UNCTAD Deputy Secretary General Manuel Moreno, who addressed ministers conference in Yaounde, Cameron. He is pushing land locked developing countries to adopt e-commerce as part of multi-pronged strategies to ease barriers along borders.

Landlocked countries can lower transit costs of transport by up to 30 per cent, if they replace paper-based customs forms with digital tools, a UNCTAD official has said.

Pedro Manuel Moreno, Deputy Secretary-General of UN Trade and Development (UNCTAD), says that digital technology is a blessing to the landlocked countries in terms of mitigating the cost challenges that they have always faced when importing from and exporting to overseas.

“The Northern Corridor in East Africa cut border-crossing times from Uganda to Kenya from three days to three hours,” he told a recent WTO’s 14th Ministerial Conference (MC14) in Yaounde, Cameroun.

Africa has 16 landlocked countries while worldwide the total of LLC’s are 44.

Moreno supported the ministers’ declaration in which the ministers called for a digital global corridor mapping dashboard to identify bottlenecks and guide investment. He said UNCTAD’s trade facilitation work, including on the implementation of the WTO Trade Facilitation Agreement, would contribute toward that goal.

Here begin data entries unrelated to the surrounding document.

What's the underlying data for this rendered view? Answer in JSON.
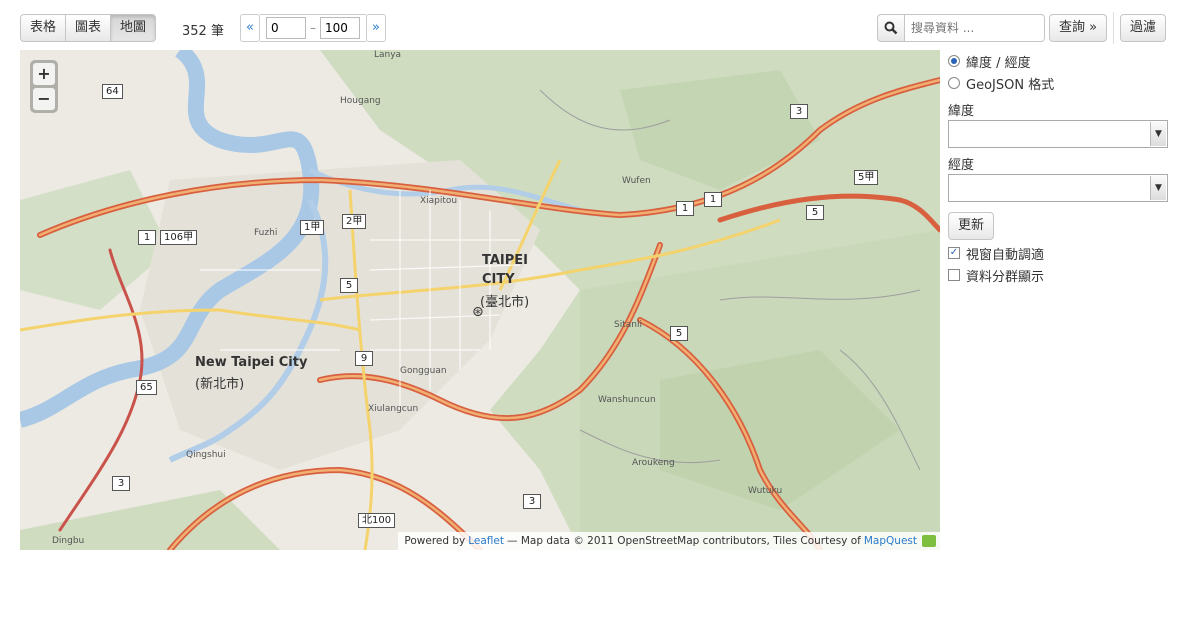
{
  "toolbar": {
    "view_tabs": [
      "表格",
      "圖表",
      "地圖"
    ],
    "active_tab": "地圖",
    "record_count": "352 筆",
    "pager": {
      "prev": "«",
      "next": "»",
      "from": "0",
      "to": "100",
      "dash": "–"
    },
    "search_placeholder": "搜尋資料 ...",
    "query_label": "查詢 »",
    "filter_label": "過濾"
  },
  "map": {
    "zoom_in": "+",
    "zoom_out": "−",
    "attribution": {
      "prefix": "Powered by",
      "leaflet": "Leaflet",
      "middle": "— Map data © 2011 OpenStreetMap contributors, Tiles Courtesy of",
      "mapquest": "MapQuest"
    },
    "labels": {
      "taipei": "TAIPEI",
      "city": "CITY",
      "taipei_zh": "(臺北市)",
      "new_taipei": "New Taipei City",
      "new_taipei_zh": "(新北市)",
      "xiulangcun": "Xiulangcun",
      "gongguan": "Gongguan",
      "sitanli": "Sitanli",
      "wanshuncun": "Wanshuncun",
      "aroukeng": "Aroukeng",
      "wutuku": "Wutuku",
      "hougang": "Hougang",
      "xiapitou": "Xiapitou",
      "fuzhi": "Fuzhi",
      "wufen": "Wufen",
      "qingshui": "Qingshui",
      "dingbu": "Dingbu",
      "lanya": "Lanya"
    },
    "shields": [
      "64",
      "1",
      "106甲",
      "1甲",
      "2甲",
      "5",
      "9",
      "65",
      "3",
      "3",
      "北100",
      "1",
      "1",
      "3",
      "5",
      "5甲",
      "5"
    ]
  },
  "panel": {
    "coord_mode_options": [
      "緯度 / 經度",
      "GeoJSON 格式"
    ],
    "coord_mode_selected": "緯度 / 經度",
    "lat_label": "緯度",
    "lng_label": "經度",
    "update_label": "更新",
    "auto_fit_label": "視窗自動調適",
    "auto_fit_checked": true,
    "cluster_label": "資料分群顯示",
    "cluster_checked": false
  }
}
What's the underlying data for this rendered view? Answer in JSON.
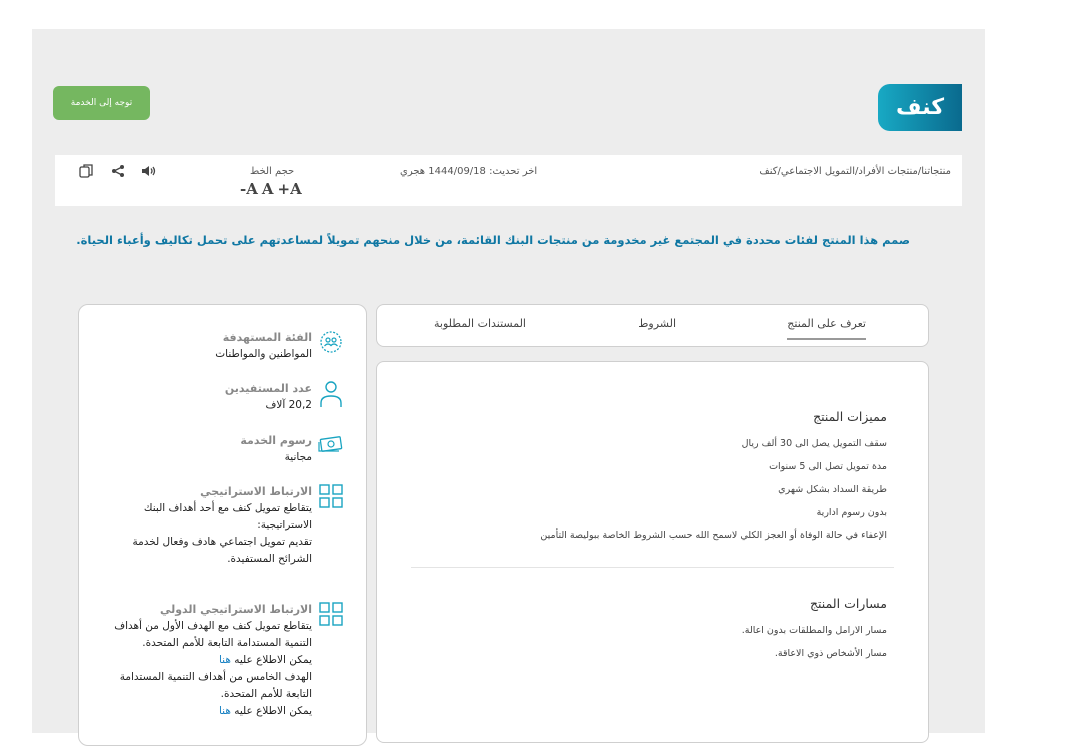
{
  "page": {
    "title": "كنف",
    "service_button": "توجه إلى الخدمة",
    "tagline": "صمم هذا المنتج لفئات محددة في المجتمع غير مخدومة من منتجات البنك القائمة، من خلال منحهم تمويلاً لمساعدتهم على تحمل تكاليف وأعباء الحياة."
  },
  "breadcrumb": [
    "منتجاتنا",
    "منتجات الأفراد",
    "التمويل الاجتماعي",
    "كنف"
  ],
  "breadcrumb_sep": "/",
  "updated": "اخر تحديث: 1444/09/18 هجري",
  "font_size": {
    "label": "حجم الخط",
    "decrease": "-A",
    "normal": "A",
    "increase": "+A"
  },
  "tools": {
    "copy_icon": "copy-icon",
    "share_icon": "share-icon",
    "audio_icon": "speaker-icon"
  },
  "colors": {
    "brand": "#0f77a3",
    "badge_start": "#18a9c4",
    "badge_end": "#0a6a8e",
    "button": "#75b760",
    "icon": "#19a4c1",
    "link": "#1780c2"
  },
  "features": {
    "target": {
      "title": "الفئة المستهدفة",
      "value": "المواطنين والمواطنات",
      "icon": "group-icon"
    },
    "beneficiaries": {
      "title": "عدد المستفيدين",
      "value": "20,2 آلاف",
      "icon": "person-icon"
    },
    "fees": {
      "title": "رسوم الخدمة",
      "value": "مجانية",
      "icon": "money-icon"
    },
    "strategic": {
      "title": "الارتباط الاستراتيجي",
      "line1": "يتقاطع تمويل كنف مع أحد أهداف البنك",
      "line2": "الاستراتيجية:",
      "line3": "تقديم تمويل اجتماعي هادف وفعال لخدمة",
      "line4": "الشرائح المستفيدة.",
      "icon": "grid-icon"
    },
    "international": {
      "title": "الارتباط الاستراتيجي الدولي",
      "line1": "يتقاطع تمويل كنف مع الهدف الأول من أهداف",
      "line2": "التنمية المستدامة التابعة للأمم المتحدة.",
      "line3": "يمكن الاطلاع عليه",
      "link1": "هنا",
      "line4": "الهدف الخامس من أهداف التنمية المستدامة",
      "line5": "التابعة للأمم المتحدة.",
      "line6": "يمكن الاطلاع عليه",
      "link2": "هنا",
      "icon": "grid-icon"
    }
  },
  "tabs": [
    {
      "label": "تعرف على المنتج",
      "active": true
    },
    {
      "label": "الشروط",
      "active": false
    },
    {
      "label": "المستندات المطلوبة",
      "active": false
    }
  ],
  "product": {
    "features_title": "مميزات المنتج",
    "features": [
      "سقف التمويل يصل الى 30 ألف ريال",
      "مدة تمويل تصل الى 5 سنوات",
      "طريقة السداد بشكل شهري",
      "بدون رسوم ادارية",
      "الإعفاء في حالة الوفاة أو العجز الكلي لاسمح الله حسب الشروط الخاصة ببوليصة التأمين"
    ],
    "tracks_title": "مسارات المنتج",
    "tracks": [
      "مسار الارامل والمطلقات بدون اعالة.",
      "مسار الأشخاص ذوي الاعاقة."
    ]
  }
}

“Landlocked developing countries’ (LLDCs) trade costs are the single greatest barrier to integration into the global economy. To lower those costs is to unlock growth. That is what this Ministerial conference must deliver,” the UNCTAD boss observed.

LLDCs face nearly twice the shipping costs and delays of transit countries. Four out of five depend on commodity exports, leaving them exposed to price swings they cannot control, the ministers noted.

Due to such challenges, their share of global services exports remains very low, precisely in the sectors – digital services, e-commerce, and professional work – where other economies are growing fastest.

“These are not abstract numbers. They translate into farmers who cannot reach regional markets, entrepreneurs whose goods lose competitiveness at every border crossing, and small firms that are locked out of the digital economy because the infrastructure is not there,” Moreno noted and continued to say:

“Compounding this, many LLDCs face mounting debt burdens that squeeze the very investments needed to reduce trade costs – forcing governments to choose between servicing creditors and building infrastructure.”

In response to that he said UNCTAD is operationalizing a Borrowers’ Platform – mandated by the Sevilla (in Spain) Commitment – to give debtor countries what creditors have long had: a permanent space for peer learning, technical capacity and a collective voice in sovereign debt discussions. This, he says, directly serves LLDC interests.

He said MC14 can actualize the roadmap to concretize priorities for multilateral trading system through such initiatives as the Awaza (Turkmenstan) Programme of Action.

Three top priorities include trade facilitation and transit whereby the LLDCs seems reforms in the procedures along borders to eliminate inefficiency; replacing paper-based customs forms with digital tools with view to lower costs by up to 30%; and a dedicated WTO work program for LLDCs.

To adopt e-commerce and develop digital services, land locked countries require digital infrastructure, legal frameworks and skills.

UNCTAD intervenes by conducting e-trade readiness assessments to help countries identify what they need, and extending its investment promotion programs to support the transition with special focus on small and medium enterprises.

The landlocked countries in Africa are: Botswana, Burkina Faso, Burundi, Central African Republic, Chad, Eswatini (formerly Swaziland), Ethiopia, Lesotho (enclave of South Africa), and Malawi. Others are Mali, Niger, Rwanda, South Sudan, Uganda, Zambia, and Zimbabwe.